Fig. 3. Leakage detection and mitigation during repeated ZZ checks using HMMs.

(A) Simplified HMM. In each round, a hidden state (leaked or unleaked) (top) is updated probabilistically (full arrows) and produces an observable M_A (bottom) with state-dependent probabilities (dashed arrows). After training, the HMM can be used to assess the likelihood of states given a produced string ${\overrightarrow{M}}_A$ of M_A. (B) Example ${\overrightarrow{M}}_A$ for a data-qubit leakage event (yellow markers), showing the characteristic pattern of repeated errors. (C) Example ${\overrightarrow{M}}_A$ for Q_A leakage signaled by constant M_A = −1. (D) Histograms of ${10}^5{\overrightarrow{M}}_A$ with M = 25, both obtained experimentally, and simulated by the HMM optimized to detect data-qubit leakage, binned according to the likelihood (Eqs. 9 and 10) of the data qubits being unleaked (as assessed from the trained HMM).
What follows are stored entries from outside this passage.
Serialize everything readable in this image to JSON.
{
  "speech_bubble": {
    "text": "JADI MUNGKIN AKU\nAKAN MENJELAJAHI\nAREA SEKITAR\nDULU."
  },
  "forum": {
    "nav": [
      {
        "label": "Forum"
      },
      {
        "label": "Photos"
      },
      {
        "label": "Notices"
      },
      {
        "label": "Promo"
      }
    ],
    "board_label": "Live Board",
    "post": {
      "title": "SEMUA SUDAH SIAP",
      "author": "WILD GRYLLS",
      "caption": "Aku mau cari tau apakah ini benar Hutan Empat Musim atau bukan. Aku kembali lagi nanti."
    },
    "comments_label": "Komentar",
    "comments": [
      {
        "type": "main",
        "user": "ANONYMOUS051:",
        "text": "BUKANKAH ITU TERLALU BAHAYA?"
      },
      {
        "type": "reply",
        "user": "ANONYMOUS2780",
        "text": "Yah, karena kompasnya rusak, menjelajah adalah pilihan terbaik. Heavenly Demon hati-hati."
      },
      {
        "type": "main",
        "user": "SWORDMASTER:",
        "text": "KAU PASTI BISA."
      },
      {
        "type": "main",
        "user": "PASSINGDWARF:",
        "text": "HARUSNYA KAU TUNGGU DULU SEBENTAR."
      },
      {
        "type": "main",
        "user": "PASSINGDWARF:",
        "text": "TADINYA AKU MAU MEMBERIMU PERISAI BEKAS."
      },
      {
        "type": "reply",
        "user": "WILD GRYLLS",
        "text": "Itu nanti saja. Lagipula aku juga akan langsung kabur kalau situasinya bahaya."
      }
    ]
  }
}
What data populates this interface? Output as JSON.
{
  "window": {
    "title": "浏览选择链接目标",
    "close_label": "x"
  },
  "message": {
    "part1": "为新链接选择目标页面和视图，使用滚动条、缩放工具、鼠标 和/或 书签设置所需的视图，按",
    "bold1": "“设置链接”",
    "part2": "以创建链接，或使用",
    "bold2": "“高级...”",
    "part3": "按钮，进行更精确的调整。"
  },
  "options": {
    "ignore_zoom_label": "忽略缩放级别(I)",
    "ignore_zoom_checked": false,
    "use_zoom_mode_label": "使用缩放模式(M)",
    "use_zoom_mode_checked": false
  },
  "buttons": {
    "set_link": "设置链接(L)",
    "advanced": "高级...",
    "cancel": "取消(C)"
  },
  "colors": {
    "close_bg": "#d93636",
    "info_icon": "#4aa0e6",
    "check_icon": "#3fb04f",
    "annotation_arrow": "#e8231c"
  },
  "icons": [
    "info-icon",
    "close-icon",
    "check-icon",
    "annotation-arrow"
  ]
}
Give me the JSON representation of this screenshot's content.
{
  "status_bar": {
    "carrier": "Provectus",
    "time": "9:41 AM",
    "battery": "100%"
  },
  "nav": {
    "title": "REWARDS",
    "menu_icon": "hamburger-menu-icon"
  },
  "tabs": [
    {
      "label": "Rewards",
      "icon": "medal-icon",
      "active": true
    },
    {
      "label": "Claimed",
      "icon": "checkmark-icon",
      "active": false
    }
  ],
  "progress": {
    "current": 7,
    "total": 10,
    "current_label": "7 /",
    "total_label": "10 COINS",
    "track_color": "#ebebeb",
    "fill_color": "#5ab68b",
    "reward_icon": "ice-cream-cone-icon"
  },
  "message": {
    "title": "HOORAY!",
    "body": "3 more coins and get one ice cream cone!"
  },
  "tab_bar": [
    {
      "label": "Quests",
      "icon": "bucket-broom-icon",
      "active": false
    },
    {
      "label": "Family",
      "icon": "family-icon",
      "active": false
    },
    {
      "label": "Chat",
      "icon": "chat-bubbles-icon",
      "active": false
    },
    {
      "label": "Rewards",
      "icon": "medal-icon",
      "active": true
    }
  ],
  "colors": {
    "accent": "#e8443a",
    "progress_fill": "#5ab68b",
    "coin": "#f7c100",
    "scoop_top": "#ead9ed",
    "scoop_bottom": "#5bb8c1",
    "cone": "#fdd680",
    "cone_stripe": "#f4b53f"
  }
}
HMM training suggests 5.6% total data-qubit leakage at M = 25 [calculated from Table 1 as the steady-state fraction p_leak/(p_leak + p_seep)]. (E) Corresponding histograms using the HMM optimized for Q_A leakage. This HMM suggests 3.8% total Q_A leakage. (F) Receiver operating characteristics (ROCs) for the trained HMMs. (G) 〈Z ⊗ Z〉 after M ZZ checks and correction based on the final outcomes, without (same data as in Fig. 2D) and with leakage mitigation by postselection (TPR = 0.7).